Around the end of the 2010s, compliance solutions offered integrated Know Your Customer (KYC)/Know Your Transaction (KYT) and AML services specifically designed for the crypto industry. By that time, it was clear that KYC only was not enough.
The rise in popularity of DeFi intensified the complexity of AML compliance. To respond, analytic firms expanded their offerings. Updated tools could also analyze smart contracts and token transfers.
Incorporating artificial intelligence (AI) and machine learning (ML) into AML tools enhanced their effectiveness. They can detect complex patterns within large data sets, assess risk levels more accurately, and predict potential threats. AI can process and analyze data at a scale that is impossible for human teams, while ML learns from new data.
With technological and regulatory development, these solutions continue evolving to address the challenges the crypto industry presents.
A future written in collaboration, not conflict
What outcomes might we expect, considering the fundamentals of crypto, AML solutions, and their synergy? Let’s hypothesize about future trends:
- With FATF at the forefront of international AML regulations, we will likely see movement toward global standardization.
- Enhanced machine learning algorithms will make it easier for companies to comply with AML requirements without compromising user privacy.
- Concepts like decentralized identifiers will be advancing, potentially revolutionizing KYC processes by giving more control to the users.
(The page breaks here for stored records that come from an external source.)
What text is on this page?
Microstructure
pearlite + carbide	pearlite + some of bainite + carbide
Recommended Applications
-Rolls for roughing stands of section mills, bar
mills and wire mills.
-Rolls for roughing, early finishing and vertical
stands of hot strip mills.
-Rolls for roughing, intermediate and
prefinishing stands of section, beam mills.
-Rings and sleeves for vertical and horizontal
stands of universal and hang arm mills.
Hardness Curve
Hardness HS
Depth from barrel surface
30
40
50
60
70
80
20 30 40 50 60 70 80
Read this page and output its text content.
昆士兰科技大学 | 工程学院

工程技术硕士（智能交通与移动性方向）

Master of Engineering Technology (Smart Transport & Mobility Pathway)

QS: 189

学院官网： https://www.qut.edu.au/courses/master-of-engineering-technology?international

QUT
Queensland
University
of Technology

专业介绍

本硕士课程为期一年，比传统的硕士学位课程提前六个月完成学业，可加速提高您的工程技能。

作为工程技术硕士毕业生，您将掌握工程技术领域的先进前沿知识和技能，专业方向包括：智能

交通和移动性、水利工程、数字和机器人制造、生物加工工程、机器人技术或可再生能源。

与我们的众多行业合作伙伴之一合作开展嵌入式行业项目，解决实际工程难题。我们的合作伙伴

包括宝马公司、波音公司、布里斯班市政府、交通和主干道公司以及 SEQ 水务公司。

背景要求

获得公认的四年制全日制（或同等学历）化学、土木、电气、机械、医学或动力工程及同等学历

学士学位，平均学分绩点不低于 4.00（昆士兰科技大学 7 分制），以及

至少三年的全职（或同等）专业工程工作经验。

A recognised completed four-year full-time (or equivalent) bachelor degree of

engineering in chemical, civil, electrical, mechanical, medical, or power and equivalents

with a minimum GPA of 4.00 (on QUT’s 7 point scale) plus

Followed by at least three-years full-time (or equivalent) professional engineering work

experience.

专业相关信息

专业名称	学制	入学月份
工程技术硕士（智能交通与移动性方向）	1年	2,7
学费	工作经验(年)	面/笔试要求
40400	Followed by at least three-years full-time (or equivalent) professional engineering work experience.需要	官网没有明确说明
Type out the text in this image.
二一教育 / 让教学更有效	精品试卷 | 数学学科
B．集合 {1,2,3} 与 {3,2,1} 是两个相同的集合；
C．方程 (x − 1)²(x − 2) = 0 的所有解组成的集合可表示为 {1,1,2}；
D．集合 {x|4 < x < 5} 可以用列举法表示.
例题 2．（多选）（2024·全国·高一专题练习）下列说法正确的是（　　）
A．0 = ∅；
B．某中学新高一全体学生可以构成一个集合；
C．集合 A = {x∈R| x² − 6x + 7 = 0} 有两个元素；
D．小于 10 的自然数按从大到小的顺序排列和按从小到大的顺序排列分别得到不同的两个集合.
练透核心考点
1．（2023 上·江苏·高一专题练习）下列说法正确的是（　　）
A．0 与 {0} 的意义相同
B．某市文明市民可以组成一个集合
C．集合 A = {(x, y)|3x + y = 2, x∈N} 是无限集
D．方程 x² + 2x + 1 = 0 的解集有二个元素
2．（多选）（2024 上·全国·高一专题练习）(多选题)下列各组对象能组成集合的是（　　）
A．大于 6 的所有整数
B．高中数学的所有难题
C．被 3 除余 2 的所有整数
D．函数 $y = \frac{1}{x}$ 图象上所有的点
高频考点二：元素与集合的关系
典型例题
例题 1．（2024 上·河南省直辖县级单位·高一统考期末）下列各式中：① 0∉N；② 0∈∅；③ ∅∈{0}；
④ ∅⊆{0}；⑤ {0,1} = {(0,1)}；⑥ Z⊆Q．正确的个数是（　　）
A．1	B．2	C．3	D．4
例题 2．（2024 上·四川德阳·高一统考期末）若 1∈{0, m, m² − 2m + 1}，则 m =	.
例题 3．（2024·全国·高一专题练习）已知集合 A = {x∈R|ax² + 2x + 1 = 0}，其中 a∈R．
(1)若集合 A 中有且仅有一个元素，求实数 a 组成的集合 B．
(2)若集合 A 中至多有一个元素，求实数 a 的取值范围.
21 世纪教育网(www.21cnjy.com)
- Zero-knowledge proofs will become more popular, offering a way to prove information without revealing the data itself. This protocol allows one party to prove to another party that some information is true, without disclosing specific details of this information. For example, it enables you to prove someone you know the password to an account, while not telling the password itself. This could be a game-changer in aligning privacy concerns with AML compliance.
- A continuous collaboration of policymakers, crypto businesses, and financial experts will aid in developing a mutually beneficial compliance landscape. The work on the matter has commenced. For example, the synergy of different market participants helped create MiCA (the Markets in Crypto Assets) regulation to establish a standardized set of regulations within the European Union.
The essence lies not in an irreconcilable difference between Bitcoin and AML but in the challenges and opportunities of aligning them. In the future, both technological innovation and regulatory agility will play key roles—not only coexist but thrive together.